Because of the shape of the cone response S-curve, when the luminance of a colour is reduced, even if its spectral composition remains the same, the different cone responses do not quite change at the same rate with respect to each other. It is plausible therefore that the perceived hue and saturation will change at low luminance levels. But CIECAM97s predicts much larger deviations than are generally thought likely and therefore Hunt, Li and Luo suggested using a cone response curve which approximates a power curve for a much larger range of stimuli, so hue and saturation are better preserved.

All these proposals, as well as others relating to chromaticity, resulted in a new colour appearance model, CIECAM02. In this model, the formula for lightness remains the same:
J = 100 (A_{sample} / A_{white})^{cz}
But all the quantities that feed into this formula change in some way. The parameter c is now continuously variable as discussed above and z = 1.48 + √n. Although this is higher than z in CIECAM97s, the total effective power factor is very similar because the effective power factor of the achromatic response is much lower:
$\frac{\text{A}}{\text{N}_\text{bb}} = \frac{1220}{1 + \frac{27.13}{\left(\frac{\sqrt[3]{5\text{L}_\text{A}}\text{Y}}{10}\right)^{0.42}}}$
As before, this formula assumes bright conditions. Apart from 1220, which results from an arbitrarily assumed cone response constant, the various constants in CIECAM02 were fitted to experimental data sets.
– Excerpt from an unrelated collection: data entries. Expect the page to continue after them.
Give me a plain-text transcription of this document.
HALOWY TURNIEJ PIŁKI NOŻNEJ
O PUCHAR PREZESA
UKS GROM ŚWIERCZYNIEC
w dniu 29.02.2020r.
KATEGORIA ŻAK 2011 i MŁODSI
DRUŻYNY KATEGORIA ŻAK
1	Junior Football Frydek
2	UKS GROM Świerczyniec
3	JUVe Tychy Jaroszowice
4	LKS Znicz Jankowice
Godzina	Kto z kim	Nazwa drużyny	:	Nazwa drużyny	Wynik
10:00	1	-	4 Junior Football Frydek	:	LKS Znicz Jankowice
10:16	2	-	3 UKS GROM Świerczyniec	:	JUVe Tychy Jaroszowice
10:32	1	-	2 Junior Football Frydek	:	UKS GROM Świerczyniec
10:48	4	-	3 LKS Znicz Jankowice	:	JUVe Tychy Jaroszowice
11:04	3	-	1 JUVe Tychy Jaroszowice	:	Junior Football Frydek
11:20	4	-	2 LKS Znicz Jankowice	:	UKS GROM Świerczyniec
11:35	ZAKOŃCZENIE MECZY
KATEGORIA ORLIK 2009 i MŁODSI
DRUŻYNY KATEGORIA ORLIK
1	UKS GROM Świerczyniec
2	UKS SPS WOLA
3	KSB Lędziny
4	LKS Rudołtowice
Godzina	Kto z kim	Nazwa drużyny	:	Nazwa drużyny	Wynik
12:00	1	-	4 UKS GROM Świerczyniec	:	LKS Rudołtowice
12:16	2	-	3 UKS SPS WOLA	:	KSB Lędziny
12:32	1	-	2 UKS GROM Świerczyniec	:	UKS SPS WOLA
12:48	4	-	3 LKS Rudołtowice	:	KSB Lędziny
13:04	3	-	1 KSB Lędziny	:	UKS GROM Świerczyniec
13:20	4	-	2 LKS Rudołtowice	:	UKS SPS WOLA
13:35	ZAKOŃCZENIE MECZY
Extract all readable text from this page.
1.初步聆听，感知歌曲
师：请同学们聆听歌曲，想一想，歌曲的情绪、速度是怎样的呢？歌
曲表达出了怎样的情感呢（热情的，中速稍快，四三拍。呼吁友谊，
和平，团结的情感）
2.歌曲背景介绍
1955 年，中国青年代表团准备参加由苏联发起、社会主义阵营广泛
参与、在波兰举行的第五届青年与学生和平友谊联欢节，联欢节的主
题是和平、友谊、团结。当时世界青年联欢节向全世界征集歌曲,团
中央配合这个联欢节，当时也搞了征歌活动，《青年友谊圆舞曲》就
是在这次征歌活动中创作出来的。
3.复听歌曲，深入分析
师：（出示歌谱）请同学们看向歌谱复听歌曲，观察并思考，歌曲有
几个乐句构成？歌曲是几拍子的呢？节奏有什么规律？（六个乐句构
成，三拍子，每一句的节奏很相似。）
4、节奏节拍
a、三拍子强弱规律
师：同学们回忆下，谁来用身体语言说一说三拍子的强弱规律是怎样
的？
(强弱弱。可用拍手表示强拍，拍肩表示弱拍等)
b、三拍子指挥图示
The expression for the brightness has also changed considerably:

$Q = \frac{4}{c} \frac{\sqrt{J}}{10} (A_{white} + 4) \left(\frac{\sqrt[3]{5L_A}}{10}\right)^{0.25}$

Note that contrary to the suggestion from CIECAM97C, CIECAM02 contains no provision for the Helmholtz–Kohlrausch effect.

==Other psychological effects==
This subjective perception of luminance in a non-linear fashion is one thing that makes gamma compression of images worthwhile. Beside this phenomenon there are other effects involving perception of lightness. Chromaticity can affect perceived lightness as described by the Helmholtz–Kohlrausch effect. Though the CIELAB space and relatives do not account for this effect on lightness, it may be implied in the Munsell color model. Light levels may also affect perceived chromaticity, as with the Purkinje effect.